Obviously this level of throughput is not going to be acceptable and there’s a real sticking point here. The cloud isn’t intelligent. It will write data as it’s received. There’s no locking control and the delivery mechanism could be unpredictable. If writes are issued in parallel, there’s no way to guarantee the I/Os are written to the cloud in the right order. So perhaps a different approach is required. Data writes to the target LUN need to be written in a log format, with the name of the object comprising both the block number and a sequence number. This could be something simple as follows:
\Atmos\Array1\LUN12\SequenceNumber-BlockNumber
e.g. \Atmos\Array1\LUN12\123445343434366-12343
As the LUN is written to, the sequence number (unique to the LUN or consistency group) is incremented for each write. The I/Os can then be written in parallel as the sequence numbers track what has and has not been received.
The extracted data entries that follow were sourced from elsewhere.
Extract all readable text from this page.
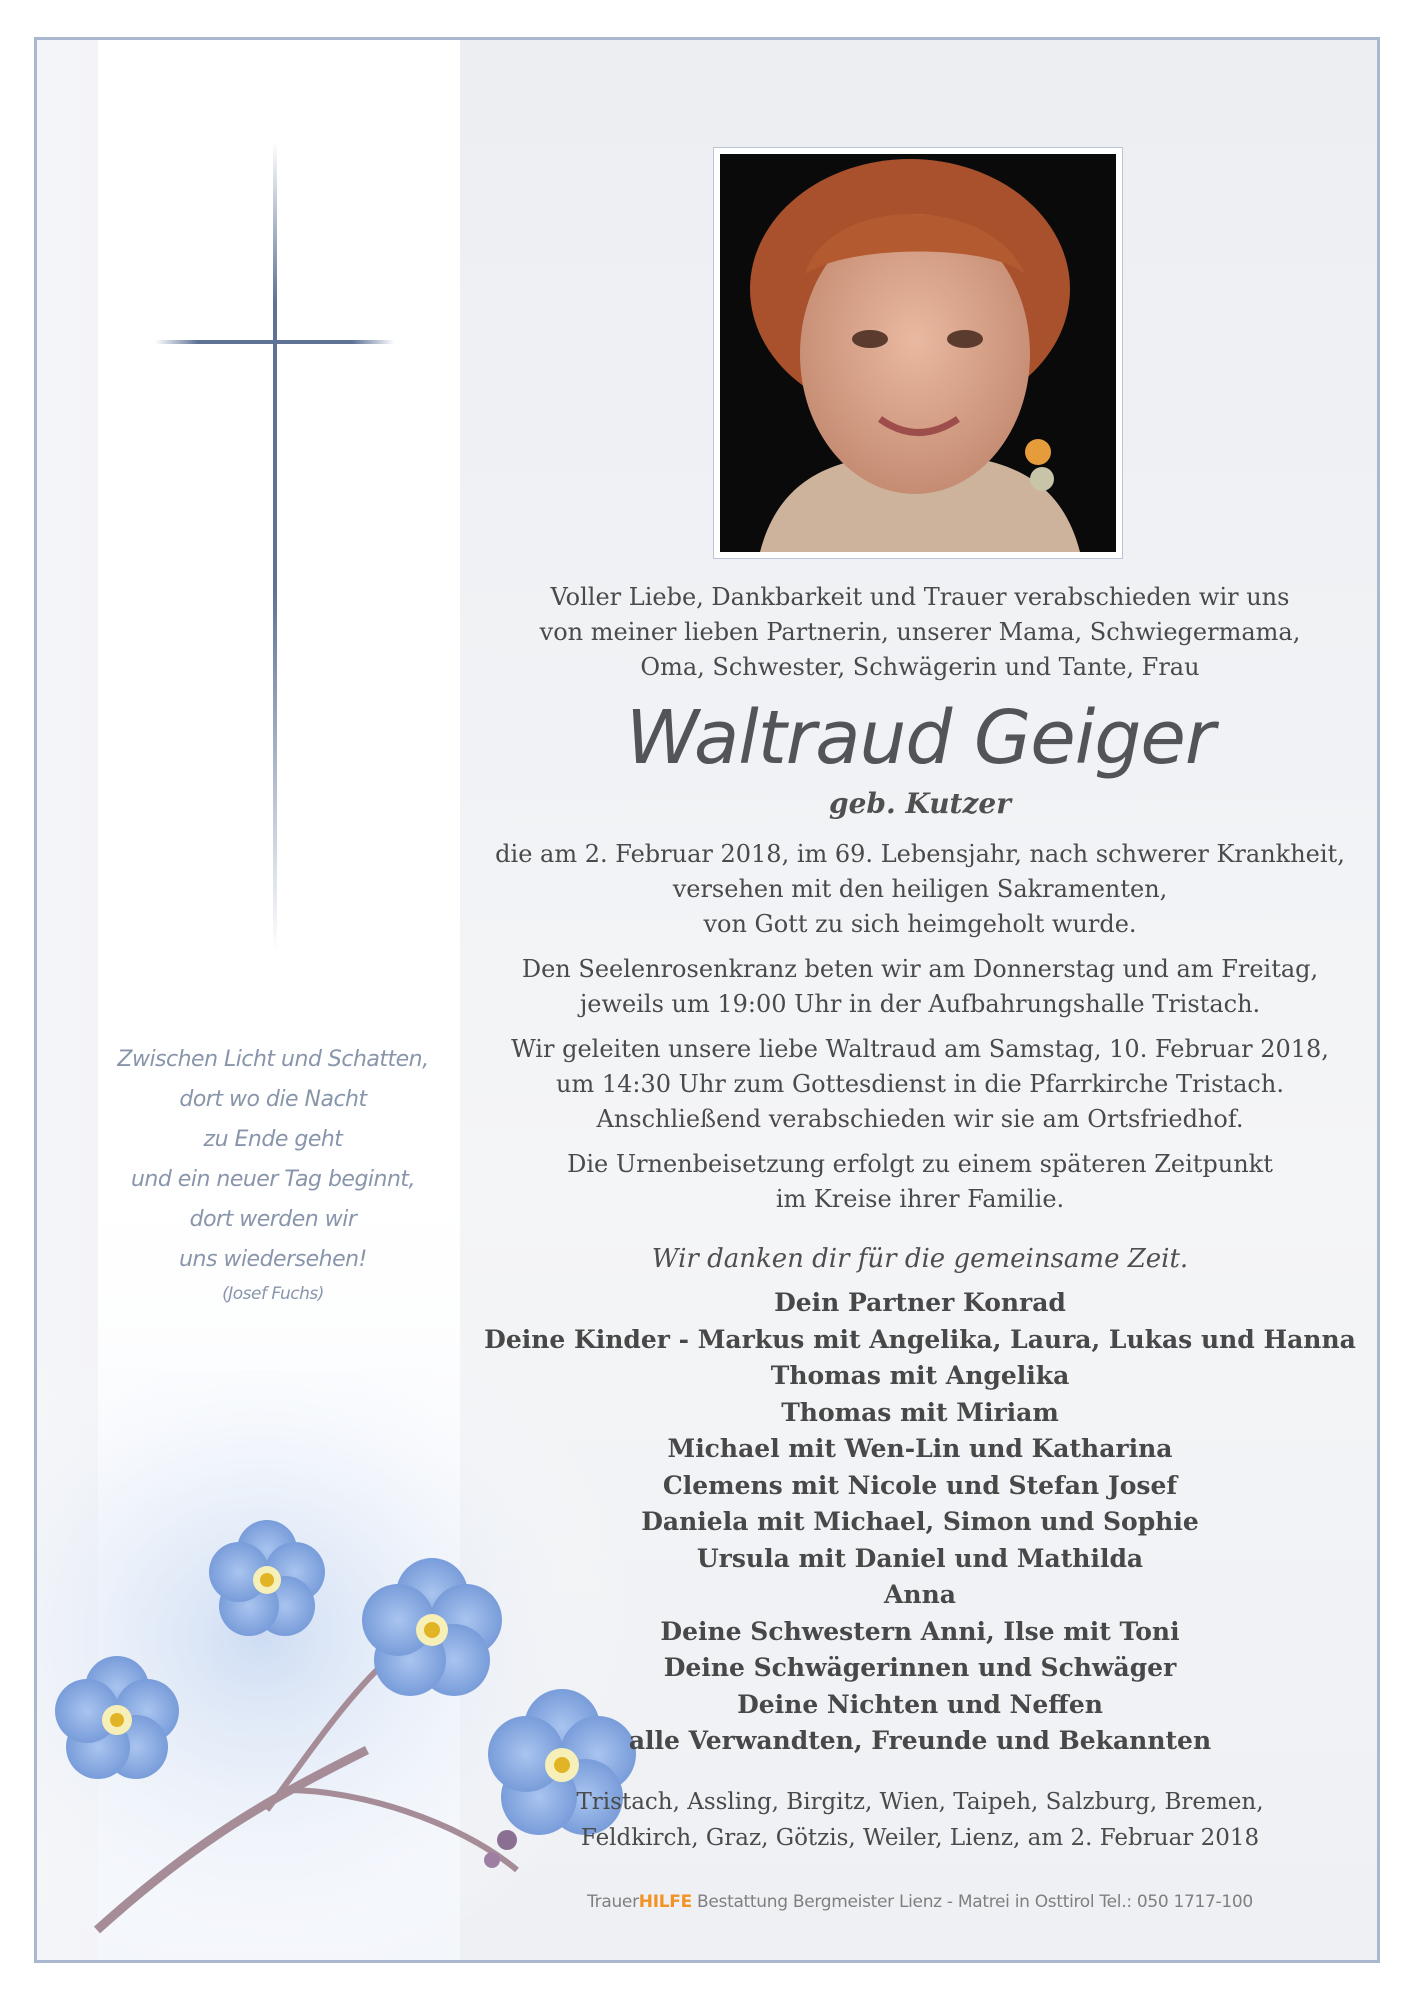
Zwischen Licht und Schatten,
dort wo die Nacht
zu Ende geht
und ein neuer Tag beginnt,
dort werden wir
uns wiedersehen!
(Josef Fuchs)
Voller Liebe, Dankbarkeit und Trauer verabschieden wir uns
von meiner lieben Partnerin, unserer Mama, Schwiegermama,
Oma, Schwester, Schwägerin und Tante, Frau
Waltraud Geiger
geb. Kutzer
die am 2. Februar 2018, im 69. Lebensjahr, nach schwerer Krankheit,
versehen mit den heiligen Sakramenten,
von Gott zu sich heimgeholt wurde.
Den Seelenrosenkranz beten wir am Donnerstag und am Freitag,
jeweils um 19:00 Uhr in der Aufbahrungshalle Tristach.
Wir geleiten unsere liebe Waltraud am Samstag, 10. Februar 2018,
um 14:30 Uhr zum Gottesdienst in die Pfarrkirche Tristach.
Anschließend verabschieden wir sie am Ortsfriedhof.
Die Urnenbeisetzung erfolgt zu einem späteren Zeitpunkt
im Kreise ihrer Familie.
Wir danken dir für die gemeinsame Zeit.
Dein Partner Konrad
Deine Kinder - Markus mit Angelika, Laura, Lukas und Hanna
Thomas mit Angelika
Thomas mit Miriam
Michael mit Wen-Lin und Katharina
Clemens mit Nicole und Stefan Josef
Daniela mit Michael, Simon und Sophie
Ursula mit Daniel und Mathilda
Anna
Deine Schwestern Anni, Ilse mit Toni
Deine Schwägerinnen und Schwäger
Deine Nichten und Neffen
alle Verwandten, Freunde und Bekannten
Tristach, Assling, Birgitz, Wien, Taipeh, Salzburg, Bremen,
Feldkirch, Graz, Götzis, Weiler, Lienz, am 2. Februar 2018
TrauerHILFE Bestattung Bergmeister Lienz - Matrei in Osttirol Tel.: 050 1717-100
At this point there are two choices — retain all the block updates (unlikely due to the growth in storage usage) or post process the writes, deleting all the written blocks where another later copy exists and where there are no gaps in the sequence numbers. If there is a gap, then the LUN writes are only guaranteed back to the point where the sequence number gap occurred. Restoring the LUN for access means processing the LUN block data before it can be read again by the host.
Summary
OK, so this post presents an idea of some of the issues involved in writing block-level data into the cloud. Data needs to retain integrity and consistency, but performance and throughput are an issue. Cloud storage has no intelligence, so writing and managing data needs to be handled somewhere, probably using an appliance. The appliance guarantees the data integrity which can’t be achieved with the cloud alone. Each Cloud Storage API implementation will have similar features, so using generic CRUD (Create/Read/Update/Delete) commands on objects representing blocks means any service could be used to store data. It also enables data to be replicated between services so vendor lock-in can be avoided.
I’d be interested in receiving feedback to see if anyone else has thought how block-based cloud storage could be achieved.